My brain is soaking up the words—more than he has ever said to me in one conversation before—and forming them into something I can make sense of. Is he buying him and Celia some time to turn me and Ruby against each other? Or is he truly hopeful that we’ll realize what a huge mistake we’re making?
“No. Ruby isn’t like that. She doesn’t want the big white wedding; she’d rather keep it simple.”It’s not about the wedding, it’s about the person you’re marrying, that’s what she said.
“So, promise her whatever she fucking wants then.” He swallows, looks away, like he’s searching for the ace card on the wet sidewalk. “If she loves you, she’ll wait.”
“But I don’t want to wait. Life’s too short…”
A vision of glaring headlamps pops into my head, screeching tires, the volcanic sounds of metal-on-metal.
His shoulders slump inside his heavy coat, and he bows his head. “Maybe not as short as you think.” He keeps walking, and I jog to catch up with him, my carry-on dragging behind me.
“What’s that supposed to mean?”
He doesn’t look at me.
“Dad! Talk to me. What the hell is going on here?”
“Go home, son.” He crosses the road in front of an oncoming vehicle, and the driver hits the brakes, tires slipping across wet tarmac.
I raise a hand, yell, “Sorry!” to the driver, and chase after my dad.
He hears my footsteps, turns around, and grinds out between clenched jaws, “I said, go home, Harry. Go on. Fuck off!”
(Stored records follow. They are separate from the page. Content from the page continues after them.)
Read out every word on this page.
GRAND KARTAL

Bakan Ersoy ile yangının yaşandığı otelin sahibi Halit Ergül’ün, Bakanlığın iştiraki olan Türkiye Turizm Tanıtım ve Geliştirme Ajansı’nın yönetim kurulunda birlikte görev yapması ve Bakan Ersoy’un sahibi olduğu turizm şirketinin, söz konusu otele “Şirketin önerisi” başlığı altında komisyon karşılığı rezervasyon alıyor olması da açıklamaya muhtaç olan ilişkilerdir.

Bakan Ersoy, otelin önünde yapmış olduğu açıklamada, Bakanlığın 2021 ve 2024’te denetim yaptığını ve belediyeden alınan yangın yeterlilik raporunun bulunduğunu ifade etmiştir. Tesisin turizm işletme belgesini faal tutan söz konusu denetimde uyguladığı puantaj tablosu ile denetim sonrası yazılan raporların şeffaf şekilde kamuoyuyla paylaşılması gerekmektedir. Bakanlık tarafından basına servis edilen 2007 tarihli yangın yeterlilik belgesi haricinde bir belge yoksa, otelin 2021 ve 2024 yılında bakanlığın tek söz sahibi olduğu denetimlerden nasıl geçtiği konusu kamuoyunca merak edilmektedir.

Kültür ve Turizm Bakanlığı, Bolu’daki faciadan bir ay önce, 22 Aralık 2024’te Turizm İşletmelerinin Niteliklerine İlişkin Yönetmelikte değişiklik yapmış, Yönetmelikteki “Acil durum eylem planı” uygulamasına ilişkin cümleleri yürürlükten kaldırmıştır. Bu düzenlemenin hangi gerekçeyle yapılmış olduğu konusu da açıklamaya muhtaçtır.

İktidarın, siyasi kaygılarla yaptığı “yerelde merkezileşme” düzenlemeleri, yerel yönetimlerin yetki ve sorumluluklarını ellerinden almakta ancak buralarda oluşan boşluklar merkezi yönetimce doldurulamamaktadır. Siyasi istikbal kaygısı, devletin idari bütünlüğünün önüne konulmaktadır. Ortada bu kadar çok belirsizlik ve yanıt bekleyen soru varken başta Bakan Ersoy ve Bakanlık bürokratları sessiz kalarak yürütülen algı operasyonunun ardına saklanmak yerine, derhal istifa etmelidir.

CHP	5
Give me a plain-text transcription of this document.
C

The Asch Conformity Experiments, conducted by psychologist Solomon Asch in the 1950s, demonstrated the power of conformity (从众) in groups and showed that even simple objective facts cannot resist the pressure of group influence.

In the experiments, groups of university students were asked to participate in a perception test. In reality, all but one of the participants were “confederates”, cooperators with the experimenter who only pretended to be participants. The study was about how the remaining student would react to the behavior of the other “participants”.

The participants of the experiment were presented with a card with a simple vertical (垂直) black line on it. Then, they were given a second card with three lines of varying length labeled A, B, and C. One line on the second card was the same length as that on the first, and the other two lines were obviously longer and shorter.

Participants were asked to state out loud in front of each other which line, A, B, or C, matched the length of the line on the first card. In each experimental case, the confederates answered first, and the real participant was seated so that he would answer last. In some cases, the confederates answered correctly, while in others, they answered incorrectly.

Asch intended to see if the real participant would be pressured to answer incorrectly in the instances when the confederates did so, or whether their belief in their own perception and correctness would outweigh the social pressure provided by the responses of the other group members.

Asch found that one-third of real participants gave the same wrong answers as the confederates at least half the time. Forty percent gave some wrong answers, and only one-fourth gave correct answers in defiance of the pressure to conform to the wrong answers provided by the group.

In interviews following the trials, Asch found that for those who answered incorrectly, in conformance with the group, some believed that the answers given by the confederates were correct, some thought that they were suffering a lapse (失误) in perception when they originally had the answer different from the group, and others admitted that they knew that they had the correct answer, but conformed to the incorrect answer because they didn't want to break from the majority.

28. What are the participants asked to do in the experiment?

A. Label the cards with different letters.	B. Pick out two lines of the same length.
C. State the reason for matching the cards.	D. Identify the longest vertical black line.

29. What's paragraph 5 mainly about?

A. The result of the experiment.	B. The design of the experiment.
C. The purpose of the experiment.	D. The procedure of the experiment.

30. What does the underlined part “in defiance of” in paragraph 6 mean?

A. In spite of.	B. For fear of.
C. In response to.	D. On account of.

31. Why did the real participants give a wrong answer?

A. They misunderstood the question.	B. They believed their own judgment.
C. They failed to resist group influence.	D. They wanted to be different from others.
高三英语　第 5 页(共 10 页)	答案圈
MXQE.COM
“Yeah, I know what you said, but I can be a stubborn bastard too.”
He shakes his head, a half-smile tugging one corner of his mouth. “I got something right then.”
My brain has been playing catch-up since he woke me up in the hospital, and now the reason I was there in the first place comesflooding back, sucking the air from my lungs. My dad and Celia Jackson. She called him from the telephone booth, and he came.
He came.
He wasn’t there to visit Graham or Ruby; he was there because of Celia.
How long would you wait for Ruby?
“Thirteen years,” I mumble under my breath, the truth crawling under my skin and squeezing my chest.
“Fucking bingo.” His voice is thick with emotion.
“Celia Jackson?”
It doesn’t sound right, the name on my tongue, not when I’m facing my dad. Talia Pagan said this one was different—not a case of the cheating wife. She’d seen something else, and she was trained to know what she was looking for.
“How long…?” Stupid question, I already know the answer. “I mean how did you… When did it start?”
My dad rubs the rain from his face with his hands and tilts his head towards the sky. “Wrong tense.”
“What do you mean?”
He sighs heavily. “The question isn’t,when did it start? The question is,will it ever happen?”
He walks away, and this time I let him go.
29
RUBY
After Karl leaves,my mom doesn’t move for a long while like she’s frozen in place by the window, something binding her there in case he comes back.